Oh Padre ejemplar: tu enseñanza
empieza en casa y el estertor
de tu hijo no tiene fin.

Versiones del portugués de Blanca Luz Pulido

 

__________
As mães
para o Joni

A mãe chama para o almoço / e corres com os calções rotos, / os bolsos cheios, / o riso a arreliar as horas, / as mãos lavadas à pressa / e a tua boca é meiga ao chegar à mesa. // Se tardas, a mãe guarda o teu prato / junto ao coração / e sorri-nos como se fosses chegar. / O almoço esfria.

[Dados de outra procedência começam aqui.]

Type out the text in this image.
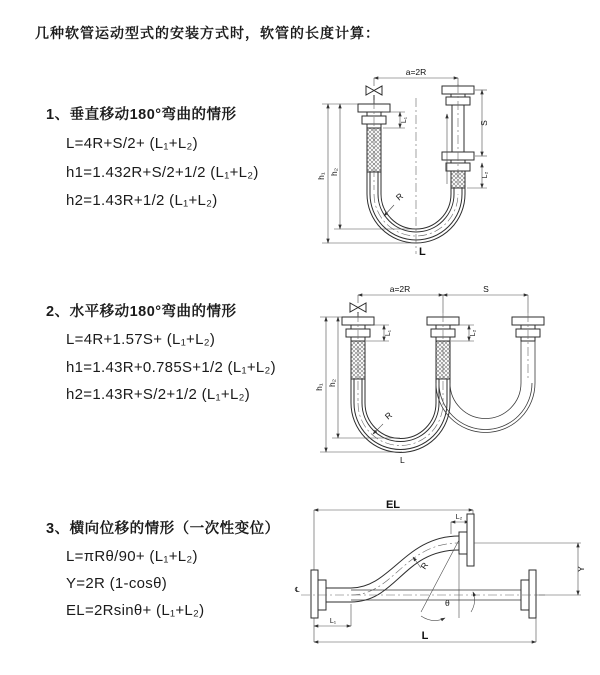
几种软管运动型式的安装方式时，软管的长度计算：
1、垂直移动180°弯曲的情形
L=4R+S/2+ (L₁+L₂)
h1=1.432R+S/2+1/2 (L₁+L₂)
h2=1.43R+1/2 (L₁+L₂)
2、水平移动180°弯曲的情形
L=4R+1.57S+ (L₁+L₂)
h1=1.43R+0.785S+1/2 (L₁+L₂)
h2=1.43R+S/2+1/2 (L₁+L₂)
3、横向位移的情形（一次性变位）
L=πRθ/90+ (L₁+L₂)
Y=2R (1-cosθ)
EL=2Rsinθ+ (L₁+L₂)
a=2R
h₁ h₂
L₁	S
L₂
R
L
a=2R	S
h₁ h₂
L₁	L₂
R
L
EL
L₂
℄
Y
θ
R
L₁
L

Os nossos olhos colados / à porta , às tropelias que hás-de fazer, / aos joelhos rebentados, / aos bolsos que se esvaziam em cinzas. / Mas não há mar que baste para afogar / o almoço à deriva no teu prato. // A voz da mãe não cessa de chamar por ti. / Quanto mais cala, mais a ouvimos / a uivar em silêncio pela sua cria. / E mesmo assim sorri-nos, / e nós a ela, tão desajeitados. // As mães sempre chamam pelos filhos. / Quando sabem que a hora do almoço findou / continuam a vê-los entrar pela porta / com sorriso de criança endiabrada. / Depois que todos se levantam da mesa / elas estilhaçam o prato contra o coração / e continuam mães / com os olhos cansados e as solas gastas / de esperar ao frio para todo o sempre.

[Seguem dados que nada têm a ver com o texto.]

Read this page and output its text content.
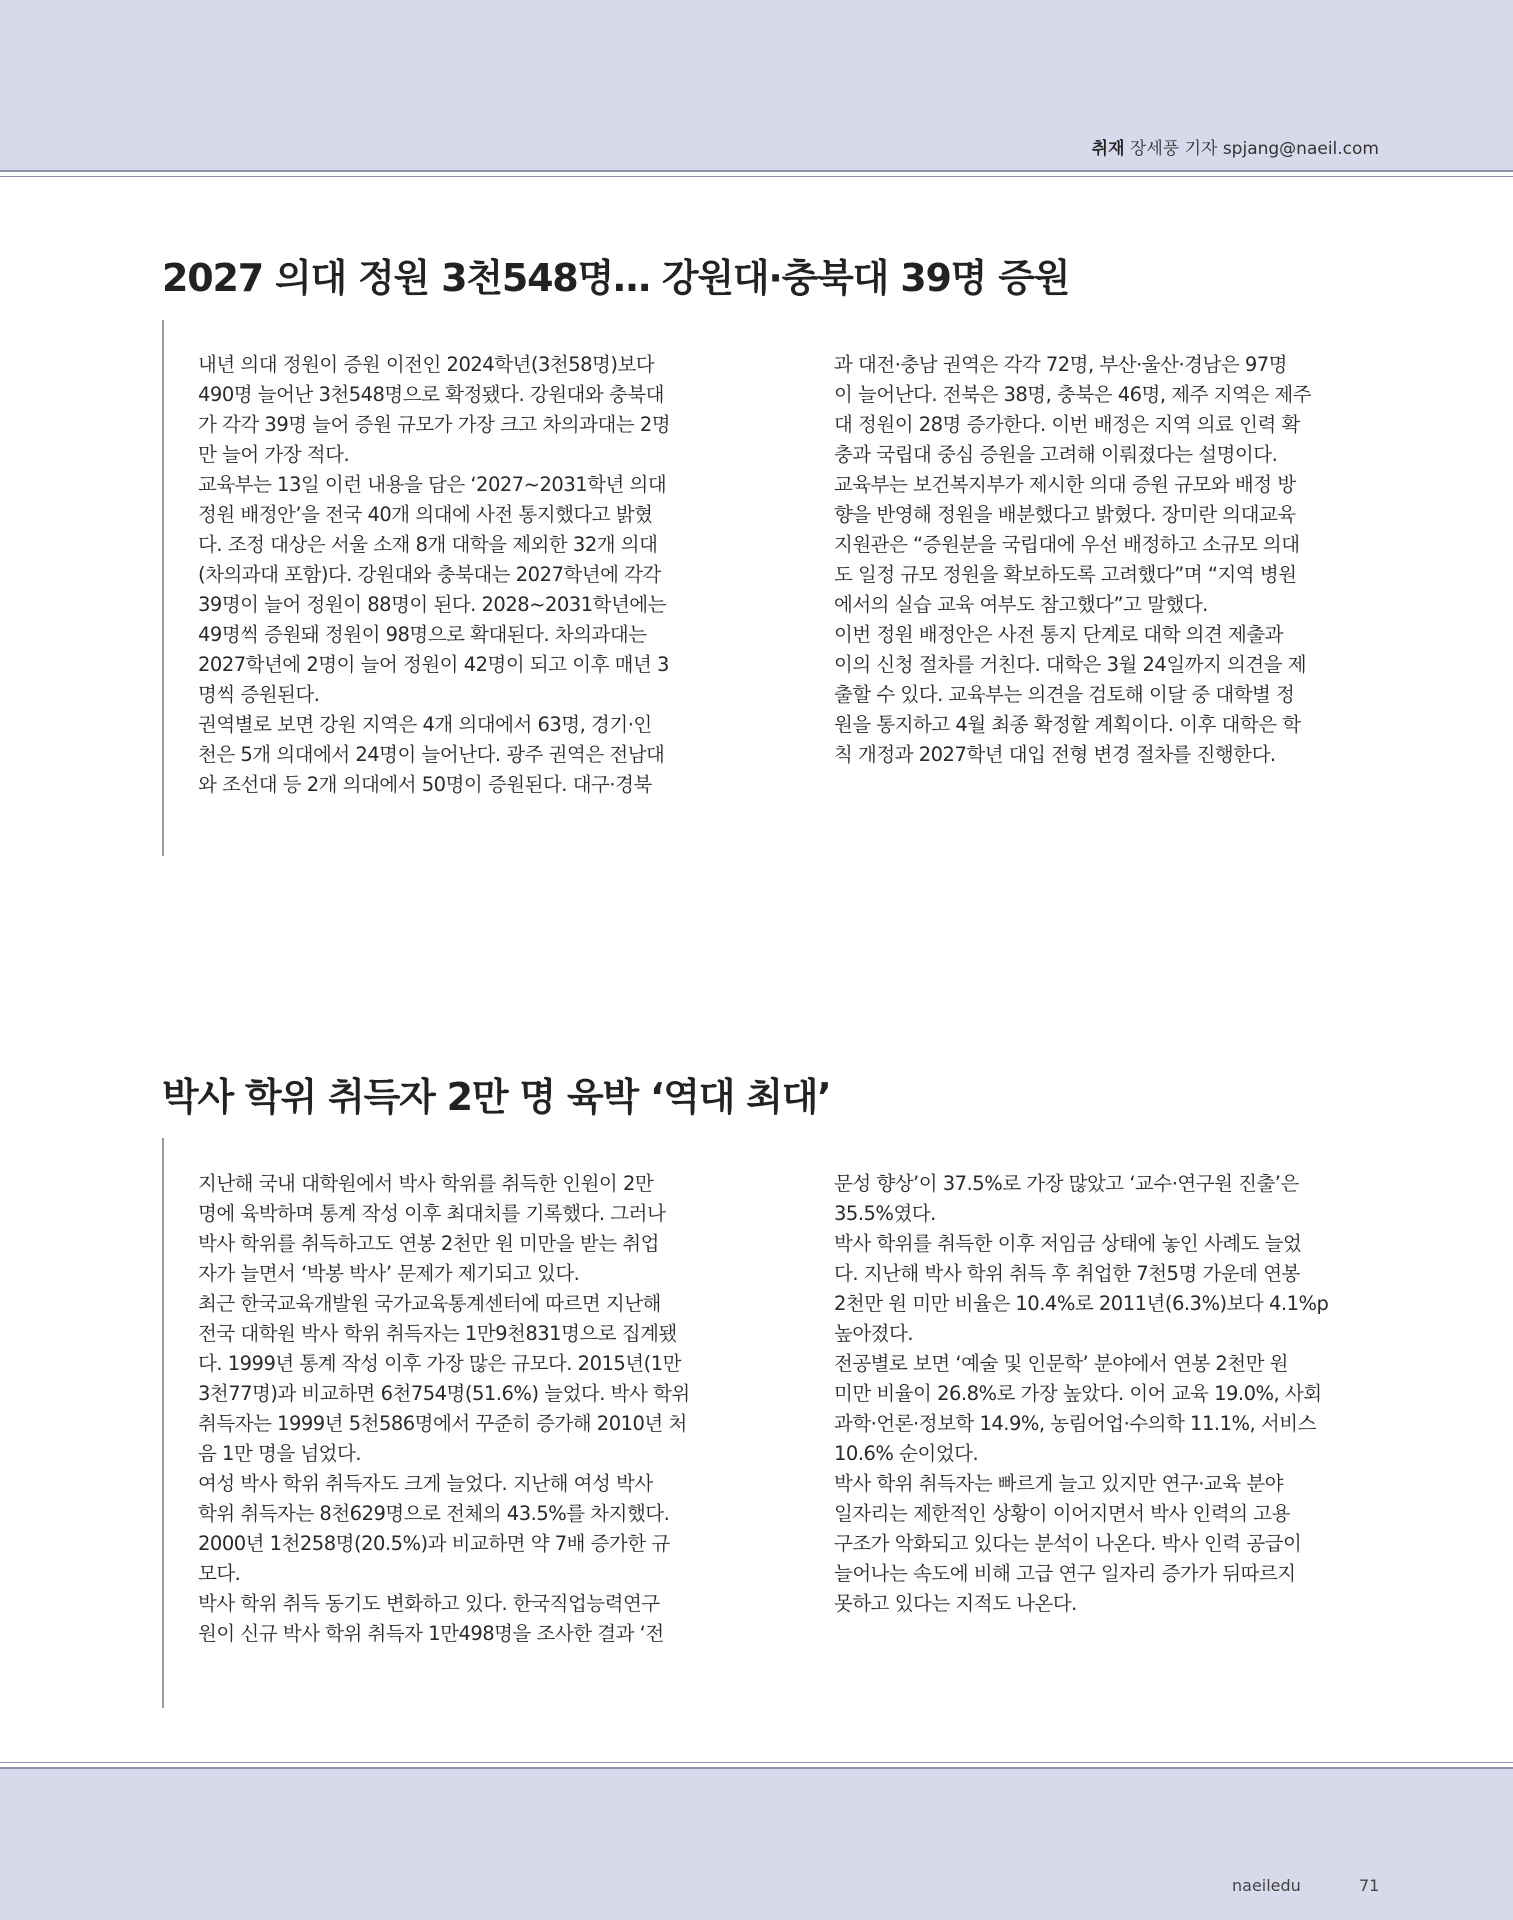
취재 장세풍 기자 spjang@naeil.com
2027 의대 정원 3천548명… 강원대·충북대 39명 증원

내년 의대 정원이 증원 이전인 2024학년(3천58명)보다
490명 늘어난 3천548명으로 확정됐다. 강원대와 충북대
가 각각 39명 늘어 증원 규모가 가장 크고 차의과대는 2명
만 늘어 가장 적다.
교육부는 13일 이런 내용을 담은 ‘2027~2031학년 의대
정원 배정안’을 전국 40개 의대에 사전 통지했다고 밝혔
다. 조정 대상은 서울 소재 8개 대학을 제외한 32개 의대
(차의과대 포함)다. 강원대와 충북대는 2027학년에 각각
39명이 늘어 정원이 88명이 된다. 2028~2031학년에는
49명씩 증원돼 정원이 98명으로 확대된다. 차의과대는
2027학년에 2명이 늘어 정원이 42명이 되고 이후 매년 3
명씩 증원된다.
권역별로 보면 강원 지역은 4개 의대에서 63명, 경기·인
천은 5개 의대에서 24명이 늘어난다. 광주 권역은 전남대
와 조선대 등 2개 의대에서 50명이 증원된다. 대구·경북

과 대전·충남 권역은 각각 72명, 부산·울산·경남은 97명
이 늘어난다. 전북은 38명, 충북은 46명, 제주 지역은 제주
대 정원이 28명 증가한다. 이번 배정은 지역 의료 인력 확
충과 국립대 중심 증원을 고려해 이뤄졌다는 설명이다.
교육부는 보건복지부가 제시한 의대 증원 규모와 배정 방
향을 반영해 정원을 배분했다고 밝혔다. 장미란 의대교육
지원관은 “증원분을 국립대에 우선 배정하고 소규모 의대
도 일정 규모 정원을 확보하도록 고려했다”며 “지역 병원
에서의 실습 교육 여부도 참고했다”고 말했다.
이번 정원 배정안은 사전 통지 단계로 대학 의견 제출과
이의 신청 절차를 거친다. 대학은 3월 24일까지 의견을 제
출할 수 있다. 교육부는 의견을 검토해 이달 중 대학별 정
원을 통지하고 4월 최종 확정할 계획이다. 이후 대학은 학
칙 개정과 2027학년 대입 전형 변경 절차를 진행한다.

박사 학위 취득자 2만 명 육박 ‘역대 최대’

지난해 국내 대학원에서 박사 학위를 취득한 인원이 2만
명에 육박하며 통계 작성 이후 최대치를 기록했다. 그러나
박사 학위를 취득하고도 연봉 2천만 원 미만을 받는 취업
자가 늘면서 ‘박봉 박사’ 문제가 제기되고 있다.
최근 한국교육개발원 국가교육통계센터에 따르면 지난해
전국 대학원 박사 학위 취득자는 1만9천831명으로 집계됐
다. 1999년 통계 작성 이후 가장 많은 규모다. 2015년(1만
3천77명)과 비교하면 6천754명(51.6%) 늘었다. 박사 학위
취득자는 1999년 5천586명에서 꾸준히 증가해 2010년 처
음 1만 명을 넘었다.
여성 박사 학위 취득자도 크게 늘었다. 지난해 여성 박사
학위 취득자는 8천629명으로 전체의 43.5%를 차지했다.
2000년 1천258명(20.5%)과 비교하면 약 7배 증가한 규
모다.
박사 학위 취득 동기도 변화하고 있다. 한국직업능력연구
원이 신규 박사 학위 취득자 1만498명을 조사한 결과 ‘전

문성 향상’이 37.5%로 가장 많았고 ‘교수·연구원 진출’은
35.5%였다.
박사 학위를 취득한 이후 저임금 상태에 놓인 사례도 늘었
다. 지난해 박사 학위 취득 후 취업한 7천5명 가운데 연봉
2천만 원 미만 비율은 10.4%로 2011년(6.3%)보다 4.1%p
높아졌다.
전공별로 보면 ‘예술 및 인문학’ 분야에서 연봉 2천만 원
미만 비율이 26.8%로 가장 높았다. 이어 교육 19.0%, 사회
과학·언론·정보학 14.9%, 농림어업·수의학 11.1%, 서비스
10.6% 순이었다.
박사 학위 취득자는 빠르게 늘고 있지만 연구·교육 분야
일자리는 제한적인 상황이 이어지면서 박사 인력의 고용
구조가 악화되고 있다는 분석이 나온다. 박사 인력 공급이
늘어나는 속도에 비해 고급 연구 일자리 증가가 뒤따르지
못하고 있다는 지적도 나온다.

naeiledu	71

Menos razões que aves: Iraque
A rota das aves. Essas manhãs em que / levantava a cabeça e elas passavam / rente à infância. Passeavam / no céu como eu passeava cá em baixo. Sem rua / e passeios apinhados na respiração por um segredo / dentro do ouvido. Um tremor, quase a consciência / de ter corpo. Em bando, mais gente que segredos. / Talvez seja por isso que pousam nos telhados vazios. / É o caminho que as escolhe . / Há mais coisas a dizer entre o quê e o quem. / Por exemplo, as aves têm rotas que a guerra desconhece. / Previsível colisão com aviões / este ano (pensa ela), / este país em sangue / no bico das aves. / Elas passavam. Ficam os comboios, os apeadeiros, / o borbulhar de passos que se afastam das aves. / Era o corpo que exigia outros mapas, linhas / sinuosas ou beijos. As manhãs agora fazem perguntas, / por exemplo, quem escolhe uma morte para seguir a rota dos outros. Sempre uma / pergunta sobre o lucro. / Conclui-se que há menos razões que aves / nos telhados solitários. Há menos, mas mais sangue.

Arca de Noé
Mulher, vira-te de novo para trás. / É melhor desfazeres-te em sal do que casar / de sete em sete anos por engano, / morrer ou matar por comida / e ouro negro, / torturar-se porque se descrê / ou ficar à espera de ser alimentado lá em cima. / Ter de sentir a mea culpa que nos ensinaram. / Mea maxima culpa. / Tu mesmo te perguntaste porque nos fizeste / e te arrependeste. / Mas não o suficiente, não a máxima culpa. / Foi brutal teres afogado tanta gente, / mas salvaste alguns que se reproduziram. / E depois outros mataram com gás / e muitos fuzilaram. / Mas só tu mataste por bondade divina / e semeaste tanta convicção nos homens / que a fé ainda move as montanhas / onde as minas crucificam como pregos. / Oh Pai exemplar: o teu ensinamento / começa em casa e o estertor / do teu filho não tem fim.